You need to refer the AWS Documentation for specific service to find out what are the principals, actions and statements they support. For example if you need to find out policies for DynamoDB, check DynamoDB API Permissions. It can be confusing at first, since AWS Need to cater using IAM to authorize all of their services, but it becomes straight forward over time.

Let me explain each part of the policy

• StatementId(Sid) - Its just and optional statement identifier (e.g 1, 2, abcd & etc.) and for some services(e.g SQS, SNS) it requires uniqueness.

• Action - What your policy allows to do on a AWS Service. e.g For DynamoDB you can allow creating Tables, Putting new items & etc. For EC2 instance, it can allow starting and stopping.

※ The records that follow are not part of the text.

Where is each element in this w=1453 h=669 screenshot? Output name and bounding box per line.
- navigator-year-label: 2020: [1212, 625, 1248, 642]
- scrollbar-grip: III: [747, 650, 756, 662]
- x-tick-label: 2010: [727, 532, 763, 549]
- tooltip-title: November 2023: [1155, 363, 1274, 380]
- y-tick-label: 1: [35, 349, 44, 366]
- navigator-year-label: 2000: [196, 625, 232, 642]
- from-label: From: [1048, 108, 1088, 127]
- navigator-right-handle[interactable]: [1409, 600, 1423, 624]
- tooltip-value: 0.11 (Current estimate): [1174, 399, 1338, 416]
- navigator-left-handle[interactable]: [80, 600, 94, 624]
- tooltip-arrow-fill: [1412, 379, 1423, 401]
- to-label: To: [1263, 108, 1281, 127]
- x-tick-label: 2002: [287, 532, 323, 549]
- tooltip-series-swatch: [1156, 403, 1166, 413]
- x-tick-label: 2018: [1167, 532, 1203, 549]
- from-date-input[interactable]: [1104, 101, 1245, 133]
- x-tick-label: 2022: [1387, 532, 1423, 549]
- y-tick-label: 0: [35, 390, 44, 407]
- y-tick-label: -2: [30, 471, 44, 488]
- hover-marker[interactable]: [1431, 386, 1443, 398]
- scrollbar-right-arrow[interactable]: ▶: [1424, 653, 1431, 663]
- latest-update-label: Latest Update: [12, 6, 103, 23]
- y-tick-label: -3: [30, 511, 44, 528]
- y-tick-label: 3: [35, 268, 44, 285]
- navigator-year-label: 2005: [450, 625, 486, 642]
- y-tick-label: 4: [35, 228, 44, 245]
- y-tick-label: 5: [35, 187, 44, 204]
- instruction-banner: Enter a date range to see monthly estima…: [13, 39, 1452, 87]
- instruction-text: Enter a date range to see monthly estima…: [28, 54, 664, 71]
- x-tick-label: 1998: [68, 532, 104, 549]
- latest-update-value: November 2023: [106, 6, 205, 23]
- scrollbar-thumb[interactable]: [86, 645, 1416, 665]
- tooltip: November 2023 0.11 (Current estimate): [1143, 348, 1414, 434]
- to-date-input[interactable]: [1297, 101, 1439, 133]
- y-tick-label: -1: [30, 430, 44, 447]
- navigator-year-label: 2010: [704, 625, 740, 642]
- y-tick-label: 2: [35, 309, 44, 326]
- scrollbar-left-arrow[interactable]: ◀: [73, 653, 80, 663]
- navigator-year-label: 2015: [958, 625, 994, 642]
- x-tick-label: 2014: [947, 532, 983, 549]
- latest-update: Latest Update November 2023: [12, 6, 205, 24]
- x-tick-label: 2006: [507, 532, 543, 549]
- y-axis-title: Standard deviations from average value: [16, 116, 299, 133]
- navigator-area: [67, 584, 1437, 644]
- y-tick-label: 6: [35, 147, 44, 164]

• ARN(Amazon Resource Name) - This is a unique name to uniquely identify AWS resources like a EC2 server, S3 bucket, DynamoDB table and even IAM policy, Role & etc.

• Principal - Principal is to restrict who is allowed to use this policy. It can be a user (IAM user, federated user, or assumed-role user), AWS account, AWS service, or other principal entity that is allowed or denied access to a resource.

In addition you need to include Resource parameter, where you can either use a wildcard '*' or a ARN with Account ID within it.